Being too blind and too blond has got me into all kinds of trouble: It transpires that men are not as picky as employers, when it comes to blonds with sight loss. Having got into one very particular type of trouble I needed to get a job in order to support myself and the product of the trouble; the wonderful son. Opportunities were not thick on the ground. I winged it.

In my mid thirties I was head hunted for a job, but when I turned up on day one, I knew I was doomed. As she wielded the axe, my manager said, “I can’t put you in front on the client with your glasses. It’s so negative…. You need to do something about the way you look…. You look cheap and brassy with that hair….” It was the nineties.

Somewhat shaken by this experience I was telling a neighbour, who worked in HR. she said, “that’s terrible. How horrible.” Then she added, “I can see that you would be a health and safety risk. That’s why I wouldn’t give you a job.” Everyone knows that if you can’t see much you are far more likely to spontaneously combust.
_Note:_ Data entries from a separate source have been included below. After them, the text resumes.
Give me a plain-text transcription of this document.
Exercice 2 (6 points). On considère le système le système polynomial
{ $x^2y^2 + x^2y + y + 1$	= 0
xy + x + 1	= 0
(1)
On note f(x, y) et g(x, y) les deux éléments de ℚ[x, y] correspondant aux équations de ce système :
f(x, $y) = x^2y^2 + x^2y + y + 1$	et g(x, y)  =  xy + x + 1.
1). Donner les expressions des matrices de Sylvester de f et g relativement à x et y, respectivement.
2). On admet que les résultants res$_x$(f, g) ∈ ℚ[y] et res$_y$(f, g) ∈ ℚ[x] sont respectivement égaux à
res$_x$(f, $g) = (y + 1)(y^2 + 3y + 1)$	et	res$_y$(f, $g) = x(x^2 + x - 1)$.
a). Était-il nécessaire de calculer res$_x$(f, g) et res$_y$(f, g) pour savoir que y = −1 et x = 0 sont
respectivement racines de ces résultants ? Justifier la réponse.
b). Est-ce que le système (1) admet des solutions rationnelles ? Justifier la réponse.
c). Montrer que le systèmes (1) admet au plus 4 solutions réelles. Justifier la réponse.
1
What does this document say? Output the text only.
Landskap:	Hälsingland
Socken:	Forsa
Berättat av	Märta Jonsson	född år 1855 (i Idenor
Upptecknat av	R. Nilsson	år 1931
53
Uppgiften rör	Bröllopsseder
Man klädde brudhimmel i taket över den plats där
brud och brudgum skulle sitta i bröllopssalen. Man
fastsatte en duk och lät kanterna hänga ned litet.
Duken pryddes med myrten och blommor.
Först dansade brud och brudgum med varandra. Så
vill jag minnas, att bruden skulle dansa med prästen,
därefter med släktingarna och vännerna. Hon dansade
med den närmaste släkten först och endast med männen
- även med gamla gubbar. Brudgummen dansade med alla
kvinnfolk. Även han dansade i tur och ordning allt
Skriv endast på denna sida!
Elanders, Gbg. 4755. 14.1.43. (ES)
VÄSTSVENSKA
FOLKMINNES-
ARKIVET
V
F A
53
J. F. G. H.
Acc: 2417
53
I combusted.

As I climbed the greasy pole and got my first board job a colleague expressed his surprise, that I should be elected. Ironically, he couldn’t see how I could possibly read board papers. He thought that finance must be completely beyond me. As I explained the principles of reasonable adjustments, and assistive technology, he pulled a face. “You need to see people’s faces,” he said, “otherwise how will you make a judgement?”

“On the evidence I should think.”

As it turns out, there are quite a lot of people who sit on boards who don’t feel the need to read the papers, and who are perfectly happy to put their views forward without benefit of the facts.

The evidence that glasses are negative, natural blonds look cheap (or have more fun), disabled people are a health and safety risk or that blind people can’t sit on boards or understand finance, doesn’t exist. That’s the point about prejudice. It’s not evidence based. It doesn’t let the facts get in the way.